Psychology

AI and DNA Biomarker Predicts the Likelihood of Addiction, Depression, and Other Conditions

AI and DNA Biomarker Predicts the Likelihood of Addiction, Depression, and Other Conditions

A recent study from Virginia Commonwealth University’s Center for Biomarker Research and Precision Medicine shows how the application of artificial intelligence (AI) and genomics can generate DNA biomarkers that predict mental health issues nearly 17 years after exposure to childhood trauma. The study was published in the journal Molecular Psychiatry.

Childhood trauma was assessed from events that meet DSM post-traumatic stress disorder criteria in the Child and Adolescent Psychiatric Assessment (CAPA) and the Young Adult Psychiatric Assessment (YAPA) from hundreds of children aged 9–13 who participated in the 30-year study initiated by Duke University and the North Carolina Department of Health and Human Services called the Great Smoky Mountain Study (GSMS). Blood spot samples and clinical data were collected at each wave.

More than 480 participants submitted more than 670 blood spot samples before the age of 21, while a subgroup of more than 300 participants provided a sample in adulthood, totaling over 970 blood spot samples.

A clinically significant impairment in a person’s intellect, emotional control, or behavior is an indication of a mental condition. It is typically linked to distress or functional impairment in key areas. Mental diseases come in many different forms.

Mental health issues are another name for mental disorders. The latter is a more general phrase that encompasses mental illnesses, psychosocial impairments, and (other) mental states connected to considerable distress, functional disability, or danger of self-harm.

We fragment the DNA and turn it into little pieces like 100 base pairs, and then sequence it. And now we know the sequence of all these little fragments. And then we need to align it to the reference genome. If something aligns to a location that has a CpG, then we calculate for that site how much methylation is occurring.

Edwin van den Oord

“We predict from the DNA methylation the adult outcome,” said the study lead author Edwin van den Oord, PhD, a Dutch psychiatric geneticist, Professor, and Director at the Center for Biomarker Research and Precision Medicine at Virginia Commonwealth University. “We found a broad array of outcomes like adult depression, anxiety, alcohol abuse, nicotine addiction, poverty, social problems, and medical problems.”

DNA methylation alterations have been linked to cancer and neuropsychiatric illnesses. Van den Oord estimates that there are 28 million potential methylation sites in the human genome.

“We know where all the SNPs (single nucleotide polymorphisms) are,” van den Oord said. “We take the human-reference genome from the Human Genome project and look for CG sites, and then we inpute all the SNPs.”

Unlike heart illness or cancer, which can be diagnosed by scientific testing, mental health issues cannot. The challenge with mental health issues is how our distressing thoughts and feelings affect our life. There is no “hidden” component that only professionals are aware of.

This may seem confusing, because people who work in mental health often use medical terms such as ‘anxiety’, ‘depression’, ‘bipolar’ and ‘bulimia’ to diagnose people’s problems with their mental health.

The area of biology known as genetics is concerned with the study of genes, genetic diversity, and inheritance in living things. Deoxyribonucleic acid, or DNA, is the genetic material in humans and the majority of other species. It stores information as a code made up of the four basic building blocks adenine (A), guanine (G), cytosine (C), and thymine (T).

Environmental influences have the ability to alter the epigenetic state of DNA, changing how genes are expressed.
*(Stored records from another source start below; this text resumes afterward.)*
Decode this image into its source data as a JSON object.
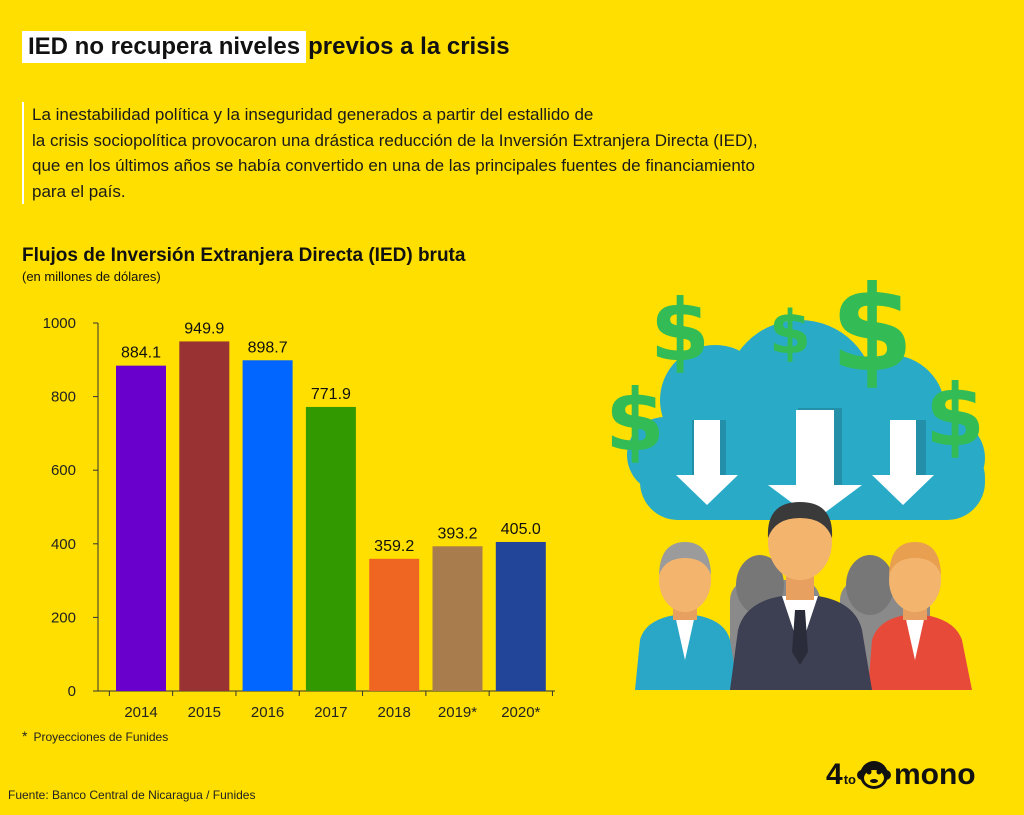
{
  "header": {
    "title_highlight": "IED no recupera niveles",
    "title_rest": "previos a la crisis"
  },
  "description": {
    "lines": [
      "La inestabilidad política y la inseguridad generados a partir del estallido de",
      "la crisis sociopolítica provocaron una drástica reducción de la Inversión Extranjera Directa (IED),",
      "que en los últimos años se había convertido en una de las principales fuentes de financiamiento",
      "para el país."
    ]
  },
  "chart_data": {
    "type": "bar",
    "title": "Flujos de Inversión Extranjera Directa (IED) bruta",
    "subtitle": "(en millones de dólares)",
    "categories": [
      "2014",
      "2015",
      "2016",
      "2017",
      "2018",
      "2019*",
      "2020*"
    ],
    "values": [
      884.1,
      949.9,
      898.7,
      771.9,
      359.2,
      393.2,
      405.0
    ],
    "value_labels": [
      "884.1",
      "949.9",
      "898.7",
      "771.9",
      "359.2",
      "393.2",
      "405.0"
    ],
    "colors": [
      "#6A00CC",
      "#993333",
      "#0066FF",
      "#339900",
      "#EE6622",
      "#A87C4C",
      "#224499"
    ],
    "ylim": [
      0,
      1000
    ],
    "yticks": [
      0,
      200,
      400,
      600,
      800,
      1000
    ],
    "grid": false,
    "legend": "none"
  },
  "footnote": {
    "star": "*",
    "text": "Proyecciones de Funides"
  },
  "source": "Fuente: Banco Central de Nicaragua / Funides",
  "logo": {
    "four": "4",
    "to": "to",
    "mono": "mono"
  },
  "illustration": {
    "icon": "investment-people-cloud-icon",
    "currency_symbol": "$"
  }
}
An epigenetic modification is DNA methylation, which is the process of adding methyl groups to DNA bases.

The researchers identified the regions in the human genome where these sites are present because methylation typically occurs at CpG sites, also known as CG sites. They specifically located areas of the DNA where a guanine nucleotide follows a cytosine nucleotide.
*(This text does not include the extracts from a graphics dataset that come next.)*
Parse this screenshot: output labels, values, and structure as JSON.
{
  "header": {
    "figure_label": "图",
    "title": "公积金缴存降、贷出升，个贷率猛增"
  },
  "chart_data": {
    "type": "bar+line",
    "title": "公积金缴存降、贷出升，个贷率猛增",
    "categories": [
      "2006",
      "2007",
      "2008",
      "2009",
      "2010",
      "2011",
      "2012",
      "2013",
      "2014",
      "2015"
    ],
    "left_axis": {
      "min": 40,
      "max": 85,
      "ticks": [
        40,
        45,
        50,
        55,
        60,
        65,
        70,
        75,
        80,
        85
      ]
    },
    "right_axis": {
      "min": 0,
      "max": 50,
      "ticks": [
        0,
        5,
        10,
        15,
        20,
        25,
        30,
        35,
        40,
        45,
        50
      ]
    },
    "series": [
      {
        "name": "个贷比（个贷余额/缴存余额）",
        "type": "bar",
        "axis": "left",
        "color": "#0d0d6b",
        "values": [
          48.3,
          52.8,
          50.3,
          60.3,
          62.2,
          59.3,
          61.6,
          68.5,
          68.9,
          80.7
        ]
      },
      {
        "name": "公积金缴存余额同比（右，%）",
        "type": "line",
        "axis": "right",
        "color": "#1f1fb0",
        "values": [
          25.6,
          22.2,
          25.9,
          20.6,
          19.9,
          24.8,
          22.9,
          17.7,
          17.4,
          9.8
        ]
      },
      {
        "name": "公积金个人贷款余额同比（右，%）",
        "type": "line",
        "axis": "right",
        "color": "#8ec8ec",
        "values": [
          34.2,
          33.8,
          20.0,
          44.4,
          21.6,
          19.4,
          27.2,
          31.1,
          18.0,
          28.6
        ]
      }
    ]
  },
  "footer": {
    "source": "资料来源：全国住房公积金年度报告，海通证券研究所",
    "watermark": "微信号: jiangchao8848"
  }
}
The researchers began by identifying CpG sites in the human-reference genome from the Human Genome Project in order to discover all of the potential locations that can be methylated in the majority of humans.

“We fragment the DNA and turn it into little pieces like 100 base pairs, and then sequence it,” said van den Oord. “And now we know the sequence of all these little fragments. And then we need to align it to the reference genome. If something aligns to a location that has a CpG, then we calculate for that site how much methylation is occurring.”

The scientists calculated methylation risk scores using artificial intelligence (AI) machine learning. In AI, Elastic Net linear regression is a method that combines Lasso (Least Absolute Shrinkage and Selection Operator) and Ridge regression methods.

The predictive ability of the methylation risk scores generated by the AI algorithm was “higher than that of reported trauma and could not be explained by the reported trauma, correlations with demographic variables, or a continuity of the predicted health problems from childhood to adulthood.”

Researchers found that the methylation risk scores might be used as a clinical biomarker to assess the health risks associated with trauma exposure and could predict a wide variety of unfavorable outcomes.